I purchased the equiptment(PVR 508 and 30l), and agreeded to a one year contract. And lets hope that is all I agreed to.


----------



## crkeehn (Apr 23, 2002)

Skeeterman said:


> I have had Dish Network about a week now, and have to ask this question.. After the "one year contract" ends, what are the scenarios if I decide not to renew for another year? I hear there are several things.. like you can never get rid of them, as they will bill your credit card. I have a friend that had Direct TV and he had to cancel his credit card, and they continued to send him invoices for another year. Dish Network wouldn't do this , would they?


It would be similar to if you had rented an apartment. After your lease (program committment) expires you go on a month by month basis. You would need to contact Dish and ask to cancel in order for the subscription to end. If you had purchased your equipment or if it was provided to you as a promotional new subscriber than after the year the equipment is yours.


----------



## Jacob S (Apr 14, 2002)

There are special promotions that they make you sign up for another 12 month commitment to get that promotion such as Dishmover, Dish500 upgrade, etc. 

If you purchase the annual programming package then you get charged for only 11 months instead of 12 months. The exception to this is AEP (America's Everything Package) where you get Top 150 and all four premium movie packages (HBO, Cinemax, Starz, Showtime) in which they already give you a discount for that package. I have seen them actually charge for the Top 150 annual (11 months billed) and all four premium movie channel packages annual (11 months billed as well) and it be cheaper than AEP for 12 months, in the past.

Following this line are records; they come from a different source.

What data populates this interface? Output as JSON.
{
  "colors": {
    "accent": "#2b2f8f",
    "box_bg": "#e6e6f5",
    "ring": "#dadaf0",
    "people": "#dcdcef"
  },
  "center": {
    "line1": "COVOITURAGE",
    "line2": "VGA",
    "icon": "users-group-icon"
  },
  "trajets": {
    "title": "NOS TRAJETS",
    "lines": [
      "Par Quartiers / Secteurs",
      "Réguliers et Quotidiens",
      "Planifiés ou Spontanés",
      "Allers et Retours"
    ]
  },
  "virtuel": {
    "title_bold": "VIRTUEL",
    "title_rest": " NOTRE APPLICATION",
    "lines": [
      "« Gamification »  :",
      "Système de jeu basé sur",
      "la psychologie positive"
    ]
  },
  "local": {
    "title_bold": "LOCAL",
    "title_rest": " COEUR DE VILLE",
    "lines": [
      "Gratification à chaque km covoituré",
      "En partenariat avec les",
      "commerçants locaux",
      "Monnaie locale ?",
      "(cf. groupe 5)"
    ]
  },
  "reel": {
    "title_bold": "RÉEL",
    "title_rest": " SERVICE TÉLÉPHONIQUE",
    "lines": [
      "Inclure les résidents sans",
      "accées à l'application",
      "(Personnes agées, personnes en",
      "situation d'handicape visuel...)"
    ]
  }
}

They do not offer an annual discount to the sports package, networks, superstations, and some others that I cannot think of right off the top of my head.


----------



## Skeeterman (Jun 24, 2003)

Jacob S said:


> There are special promotions that they make you sign up for another 12 month commitment to get that promotion such as Dishmover, Dish500 upgrade, etc.
> 
> If you purchase the annual programming package then you get charged for only 11 months instead of 12 months. The exception to this is AEP (America's Everything Package) where you get Top 150 and all four premium movie packages (HBO, Cinemax, Starz, Showtime) in which they already give you a discount for that package. I have seen them actually charge for the Top 150 annual (11 months billed) and all four premium movie channel packages annual (11 months billed as well) and it be cheaper than AEP for 12 months, in the past.
> 
> They do not offer an annual discount to the sports package, networks, superstations, and some others that I cannot think of right off the top of my head.

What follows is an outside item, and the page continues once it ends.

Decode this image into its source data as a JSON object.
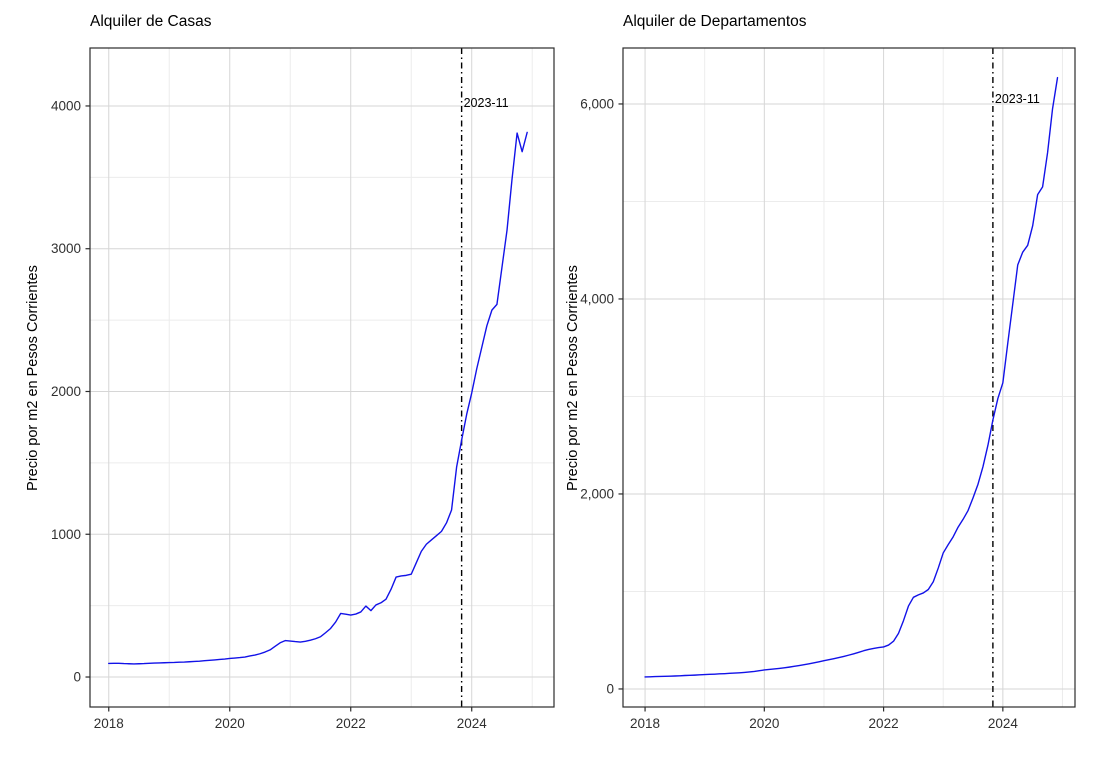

I ordered the Top 150, and they gave me the "American Everything Package" for the 3 months on the four premium movie packages., then I can go back to the Top 150 at $42.99 per month.


----------



## Jacob S (Apr 14, 2002)

That is another promotion that is going on I believe. In the past I know that customers got billed past the free months of programming in the past in which they quit getting their programming credits and it was up to the customer to call in and downgrade service in which was a $5 fee.


----------